Mike and, separately, Jared both pointed out to me that the most revered comics are often outside continuity (eg, Dark Knight Returns) with the point that continuity doesn't matter that much. My response is that it is the presence of the continuity that makes those tales great - DKR would simply not have been as good if it was Lee Man Returns. You need the 60-odd years of stories to add impact and emotion, but they don't really need to maintain perfect internal logic.
Maybe that's the point I'm trying to make - continuity can be an important part of the stories, but it is the stories that matter. Continuity is a picky fact of character development and so on, but if over the course of hundreds of issues it doesn't really cohere, it doesn't matter that much. Not so long as the stories are good (or enjoyable, anyway).
Unless comics are terrible, in which case I've wasted a truly upsetting amount of my life and money...
Good point about continuity giving stories context. But a story like Clint Eastwood's Unforgiven didn't require forty years of complicated back story to make sense.
Previous stories sometimes matter. In a recent issue of Amazing Spider-Man Aunt May finally moved out of her little old house, and Peter walked around reminiscing "That's where Doctor Octopus attacked us, That's where Venom hung out the washing" etc.

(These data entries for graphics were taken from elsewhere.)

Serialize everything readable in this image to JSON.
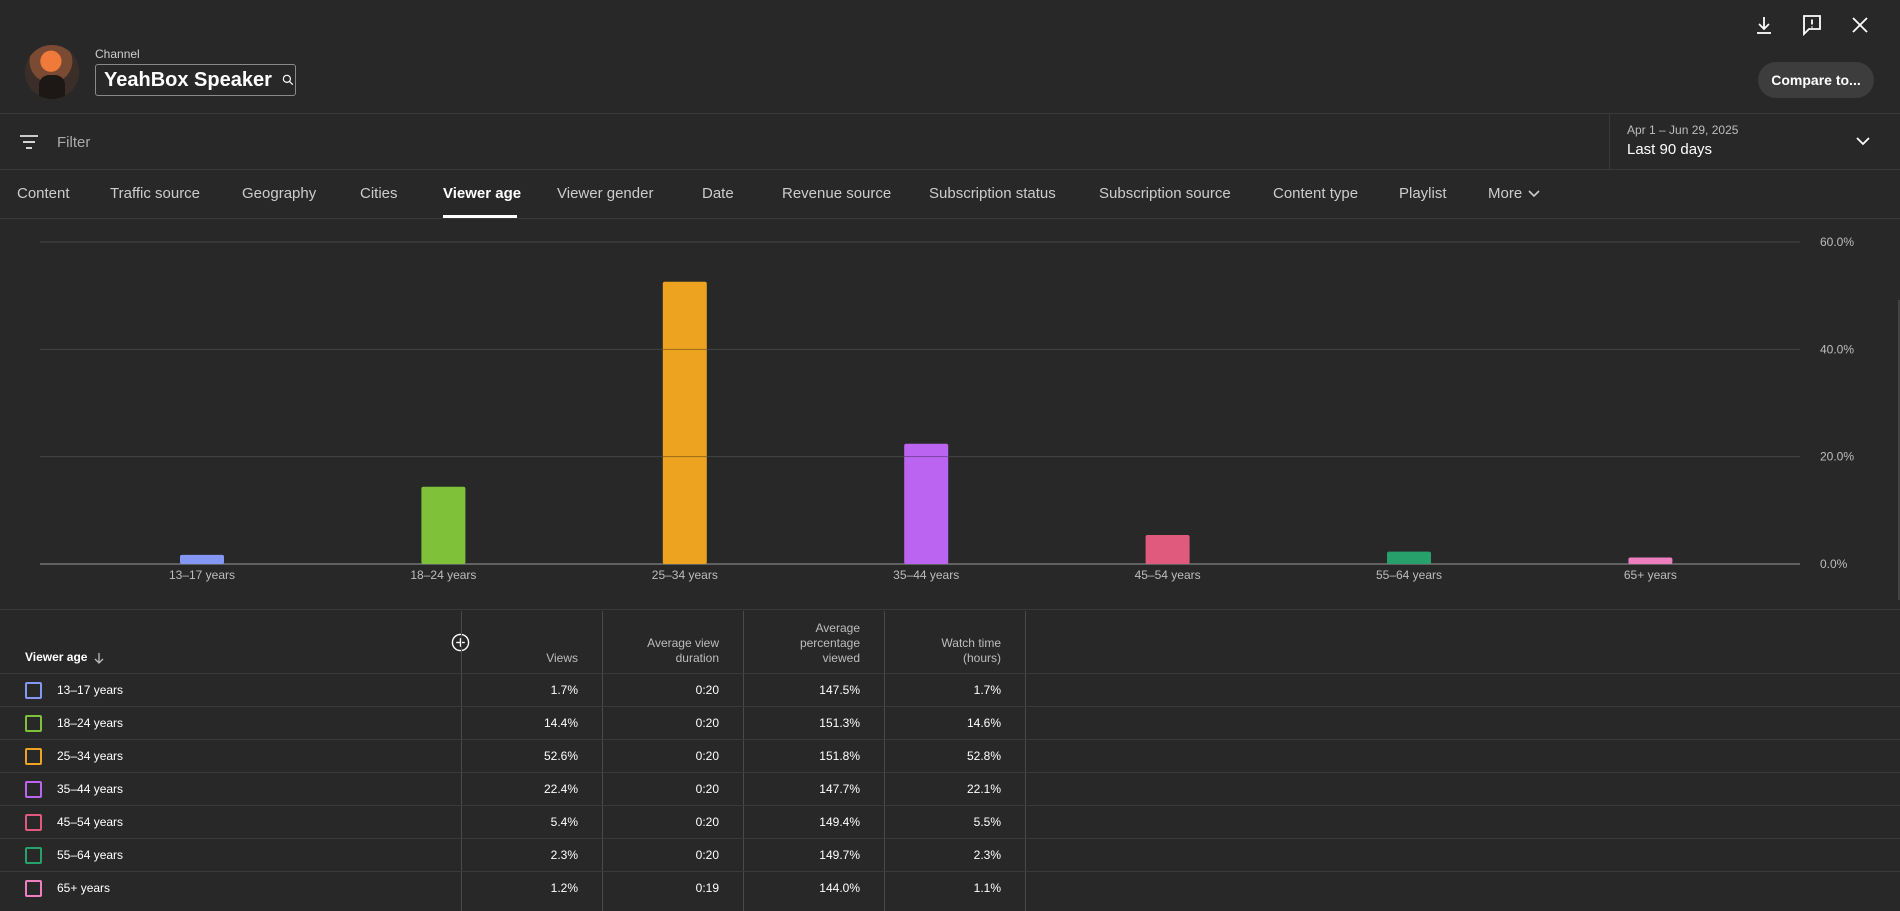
{
  "header": {
    "channel_caption": "Channel",
    "channel_name": "YeahBox Speaker",
    "compare_label": "Compare to..."
  },
  "filter": {
    "placeholder": "Filter",
    "date_range": "Apr 1 – Jun 29, 2025",
    "period": "Last 90 days"
  },
  "tabs": [
    {
      "label": "Content"
    },
    {
      "label": "Traffic source"
    },
    {
      "label": "Geography"
    },
    {
      "label": "Cities"
    },
    {
      "label": "Viewer age",
      "active": true
    },
    {
      "label": "Viewer gender"
    },
    {
      "label": "Date"
    },
    {
      "label": "Revenue source"
    },
    {
      "label": "Subscription status"
    },
    {
      "label": "Subscription source"
    },
    {
      "label": "Content type"
    },
    {
      "label": "Playlist"
    },
    {
      "label": "More"
    }
  ],
  "chart_data": {
    "type": "bar",
    "categories": [
      "13–17 years",
      "18–24 years",
      "25–34 years",
      "35–44 years",
      "45–54 years",
      "55–64 years",
      "65+ years"
    ],
    "values": [
      1.7,
      14.4,
      52.6,
      22.4,
      5.4,
      2.3,
      1.2
    ],
    "colors": [
      "#8597f4",
      "#7fc23a",
      "#eda31f",
      "#bc64f2",
      "#e05a7e",
      "#28a06b",
      "#ee7fbf"
    ],
    "ylim": [
      0,
      60
    ],
    "yticks": [
      "0.0%",
      "20.0%",
      "40.0%",
      "60.0%"
    ],
    "ytick_values": [
      0,
      20,
      40,
      60
    ],
    "grid": true
  },
  "table": {
    "first_header": "Viewer age",
    "headers": [
      "Views",
      "Average view duration",
      "Average percentage viewed",
      "Watch time (hours)"
    ],
    "rows": [
      {
        "label": "13–17 years",
        "color": "#8597f4",
        "views": "1.7%",
        "avd": "0:20",
        "apv": "147.5%",
        "watch": "1.7%"
      },
      {
        "label": "18–24 years",
        "color": "#7fc23a",
        "views": "14.4%",
        "avd": "0:20",
        "apv": "151.3%",
        "watch": "14.6%"
      },
      {
        "label": "25–34 years",
        "color": "#eda31f",
        "views": "52.6%",
        "avd": "0:20",
        "apv": "151.8%",
        "watch": "52.8%"
      },
      {
        "label": "35–44 years",
        "color": "#bc64f2",
        "views": "22.4%",
        "avd": "0:20",
        "apv": "147.7%",
        "watch": "22.1%"
      },
      {
        "label": "45–54 years",
        "color": "#e05a7e",
        "views": "5.4%",
        "avd": "0:20",
        "apv": "149.4%",
        "watch": "5.5%"
      },
      {
        "label": "55–64 years",
        "color": "#28a06b",
        "views": "2.3%",
        "avd": "0:20",
        "apv": "149.7%",
        "watch": "2.3%"
      },
      {
        "label": "65+ years",
        "color": "#ee7fbf",
        "views": "1.2%",
        "avd": "0:19",
        "apv": "144.0%",
        "watch": "1.1%"
      }
    ]
  }
}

Pretty good, poignant stuff. But there are stories in my life that don't really matter today. Things that happened to me years ago, that may have put me on the path to wherever I am in life today may have seemed inmportant at the time, but don't now. I can get on with my life today without having to reference the time I killed my best mates dad with his own glider, or that time I was replaced by four different versions of me in different costumes, or that time I was married, or that time spikes came out of my arms and I could smell the wind... etc. I guess what I'm saying is, continuity isn't bad, but it shouldn't get in the way of telling a good story today.
We're all a bit weird. We've all been reading comics for years. Most people read comics for a few years and stop, for whatever reason. So these long running continuity problems only occur to a small minority of people. Us. If DC refreshing their entire range gets more people buying comics, which it appears that it will, then surely that's a good thing.
Having said that, Barbara Gordon standing up and becoming Batgirl again is a bad move. Anybody can be a Batgirl/Man/Woman/Boy/Wing/Robin/RedWing/whatever. Oracle was a great inspiration for a lot of wheelchair bound comic enthusiast.
Hey, I'm not weird. But, yeah, everybody else is. I can smell the wind, though. Must have been beans again last night.
I think when Wolverine and Spider-Man are both on two DIFFERENT Avengers teams at the SAME time, as well as being in the X-Men (Wolermungo) and the Fantastic Four (Spider-Coward) while also having more solo adventures than can fit in a single monthly book then continuity is what you make it. And that's fine by me. Matt Murdock walked down the street with Karen Page out of Daredevil (Vol.1) #233 and straight into the new Daredevil (Vol.?!?) #1 in my continuity. Pick'n'mix, innit. Like Woolworths. Remember Woolworths? Oh, byegone days of yore.
The latest issue of Wolverine hooked me back in. Pretty harsh stuff for a Marvel Comic. The tough time Aaron is giving Logan, and Frank in Punisher Max, has got me looking forward to his Hulk stuff. Hulk was created by Jack Kirby wasn't he?
Anybody unhappy with the way Marvel are disrespecting founding father Jack Kirby should probably switch to DC. It looks like the new fifty two are establishing a post Kirby, pre Alan Moore universe.